Massenet strich dem British Fashion Award zunächst einmal das „British“ und verlegte die Preisverleihung vom Coliseum in die wesentlich größere Royal Albert Hall. Aus ihrer Sicht ging der Plan auf. „A Dream came true“, sagt sie sichtlich zufrieden am Ende der langen Nacht.
Natalie Massenet ist zurück. Monatelang war sie kaum zu sehen, erst recht nicht zu sprechen, seit sie im September 2015 Hals über Kopf das von ihr im Jahr 2000 gegründete Unternehmen verlassen hat: Net-A-Porter, das erste Luxusportal seiner
Art, eine Revolution in der Branche, mit der sich Massenet zur Stilikone aufschwang. Die Queen ernannte sie zum „Member of the Order of the British Empire“ (2009), das Magazin „Glamour“ kürte sie zur „Frau des Jahres“ (2013), „Time“ setzte sie auf die Liste der 100 Einflussreichsten der Welt (2014), sie war Gast bei den Obamas (2014), Prinz Charles erhob sie in den Adelsstand der „Dame“ (2016).

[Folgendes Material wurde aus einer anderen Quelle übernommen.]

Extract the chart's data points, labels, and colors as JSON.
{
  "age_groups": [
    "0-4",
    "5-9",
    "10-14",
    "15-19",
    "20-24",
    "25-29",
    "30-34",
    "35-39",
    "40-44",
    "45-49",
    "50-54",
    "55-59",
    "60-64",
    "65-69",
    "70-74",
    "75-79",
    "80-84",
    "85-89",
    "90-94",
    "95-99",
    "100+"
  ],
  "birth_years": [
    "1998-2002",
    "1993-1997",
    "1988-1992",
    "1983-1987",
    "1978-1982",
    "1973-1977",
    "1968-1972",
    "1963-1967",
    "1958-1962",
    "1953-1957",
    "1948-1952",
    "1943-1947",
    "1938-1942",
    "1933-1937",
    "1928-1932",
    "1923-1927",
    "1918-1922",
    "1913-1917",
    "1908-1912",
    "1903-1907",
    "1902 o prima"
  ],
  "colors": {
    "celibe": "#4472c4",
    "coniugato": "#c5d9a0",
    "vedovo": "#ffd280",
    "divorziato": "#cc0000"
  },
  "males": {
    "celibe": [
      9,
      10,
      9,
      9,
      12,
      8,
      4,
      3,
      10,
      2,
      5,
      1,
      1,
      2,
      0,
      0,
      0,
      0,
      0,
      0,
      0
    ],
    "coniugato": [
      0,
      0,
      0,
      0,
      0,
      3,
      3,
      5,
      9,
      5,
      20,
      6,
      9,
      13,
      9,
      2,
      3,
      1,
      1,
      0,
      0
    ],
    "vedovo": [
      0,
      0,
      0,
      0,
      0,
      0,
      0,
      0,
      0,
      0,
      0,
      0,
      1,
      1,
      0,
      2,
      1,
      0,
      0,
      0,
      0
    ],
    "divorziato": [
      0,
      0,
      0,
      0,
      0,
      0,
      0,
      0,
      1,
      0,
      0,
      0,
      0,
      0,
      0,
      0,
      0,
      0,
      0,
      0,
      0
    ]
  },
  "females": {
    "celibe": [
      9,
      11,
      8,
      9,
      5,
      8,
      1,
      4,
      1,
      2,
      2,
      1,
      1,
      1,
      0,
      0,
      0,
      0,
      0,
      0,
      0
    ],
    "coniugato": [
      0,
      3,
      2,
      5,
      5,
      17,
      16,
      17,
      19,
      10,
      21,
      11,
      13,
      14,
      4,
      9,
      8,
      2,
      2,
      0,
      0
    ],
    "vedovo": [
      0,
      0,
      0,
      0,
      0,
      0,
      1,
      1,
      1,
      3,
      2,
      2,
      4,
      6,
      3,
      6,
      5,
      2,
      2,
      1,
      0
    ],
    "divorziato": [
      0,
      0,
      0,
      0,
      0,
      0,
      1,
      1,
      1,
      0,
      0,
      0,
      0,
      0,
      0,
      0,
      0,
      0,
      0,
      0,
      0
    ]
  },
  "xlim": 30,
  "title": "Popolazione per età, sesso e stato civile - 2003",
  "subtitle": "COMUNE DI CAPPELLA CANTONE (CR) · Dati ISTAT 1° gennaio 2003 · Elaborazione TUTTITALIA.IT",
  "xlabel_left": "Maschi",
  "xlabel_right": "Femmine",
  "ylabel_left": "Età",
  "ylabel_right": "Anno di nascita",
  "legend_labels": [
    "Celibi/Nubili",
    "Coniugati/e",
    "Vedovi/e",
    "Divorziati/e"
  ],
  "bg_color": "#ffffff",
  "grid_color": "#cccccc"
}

Warum also der überraschende Abgang? Seit Herbst 2015 spekuliert die Modeszene über die Hintergründe von Massenets Ausstieg aus der Firma, die sie erst an den RichemontKonzern (Cartier, Jaeger-LeCoultre, Montblanc) verkaufte und die dann mit dem Konkurrenten Yoox ver schmolzen wurde. Von Intrigen ist die Rede, Massenets ehemalige Partnerin Carmen Busquets (51) deutet gar an, das Ganze sei ein Fall für den Staatsanwalt.
Die neueste Wendung: Natalie Massenet soll als Beraterin bei Farfetch einsteigen, dem größten Rivalen von Yoox und Net-A-Porter. Das berichtete Mitte Dezember die „Daily Mail“. Von Massenet und Farfetch gibt es dazu keinen Kommentar. Das Spiel geht weiter. Natalie Massenet ist ein Kind des Modezirkus. Aufgewachsen in Paris und Los Angeles, die Mutter Model, der Vater Journalist. Bevor sie an der UCLA Literatur studierte, jobbte sie einen Sommer lang in einem Laden für Männerkleidung, zusammen mit einem ehrgeizigen jungen Musiker namens Lenny Kravitz. Später ging sie nach Tokio, um Japanisch zu 1ernen, jobbte als Model und arbeitete schließlich als freie Modejournalistin. Die „Vogue“ hatte sie abgelehnt, in London, wohin sie mit ihrem Mann zog, versuchte sie es beim „Tatler“, traf aber nicht den Geschmack der Chefredakteurin. Gründungsmythos Küchentisch Die Geschichte, wie sie Net-A-Porter erfand, erzählt sie gern so: Auf der Suche nach einem Stylingaccessoire sei ihr die Idee gekommen. Am heimischen Küchentisch im Nobelstadtteil Chelsea schrieb sie dann den Businessplan. Finanzbedarf: rund eine Million Pfund.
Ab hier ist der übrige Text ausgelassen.